Fees associated with hedge funds

6 Nov

There is no singular, all-encompassing fee associated with hedge funds. The funds span a variety of strategies and different investment types – everything from stocks to startups — and depending on what type of money manager the investor uses, the fees may vary. However, the common fees associated with hedge funds are as follows:

  • Management fee – this is basic, and is usually determined annually, though it may be paid out on a monthly basis. It will often be determined by the “two and twenty” (2% and 20%) factor. The “two and twenty” fee factor will apply to both the performance (see below) and the management fee; in such cases, two percent is taken annually from the fund’s net assets, and the twenty percent is taken from the annual profit made on the hedge fund.
  • Performance fee (also known as an incentive fee) – this is also a very basic fee that money managers (usually limited liability companies or limited partnerships) require for their services. Be careful to distinguish a performance fee from a management fee; they are two different fees, though they are often seen as a package deal, especially since two and twenty percent scenarios are so common.
  • Hurdle rates – this type of fee is sort of the baseline for rates of return. They are used to help determine performance rates, weighing the performance of the hedge fund investment overall against market standards. If hurdle rates are put in place as part of a hedge fund partnership, sometimes the performance fee will not be paid unless the return rate equals or surpasses the standards agreed upon. Hurdle rates were introduced to make certain that compensation will still occur, even if the returns do not exceed investment amounts.
  • Withdrawal fees – this is not quite as common as the perfunctory performance and management fees, or even hurdle rates. Withdrawal fees occur when money is withdrawn from a hedge fund (hence the name). There may also be fees for withdrawing over an allotted amount of money, or for withdrawing too soon. Generally, this fee exists to discourage investors from withdrawing funds from the hedge fund frequently.
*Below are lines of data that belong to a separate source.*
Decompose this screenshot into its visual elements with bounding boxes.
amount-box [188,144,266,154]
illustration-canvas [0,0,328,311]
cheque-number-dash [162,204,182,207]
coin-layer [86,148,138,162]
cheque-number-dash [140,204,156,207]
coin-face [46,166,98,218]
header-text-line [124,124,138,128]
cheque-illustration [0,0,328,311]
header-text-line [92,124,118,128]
Keep in mind that every hedge fund situation may be different. The money manager may not charge a two and twenty percent fee for their services and may have alternate rates. Specific questions about a money manager’s fees and practices should be directed to the company. There may also be additional fees not mentioned here. It is important to thoroughly discuss fee practices with partners and companies before making any decisions – and especially before making any investments.

Fees are in place to make sure that the money manager has been compensated for their time, effort, and expertise – and also to help incentive them to make the best possible investments with hedge fund money. The higher the returns, the more money the hedge fund manager will be able to pocket at the end of the day. Successful hedge fund partnerships are beneficial for both parties, though the investor and the money manager play very different roles.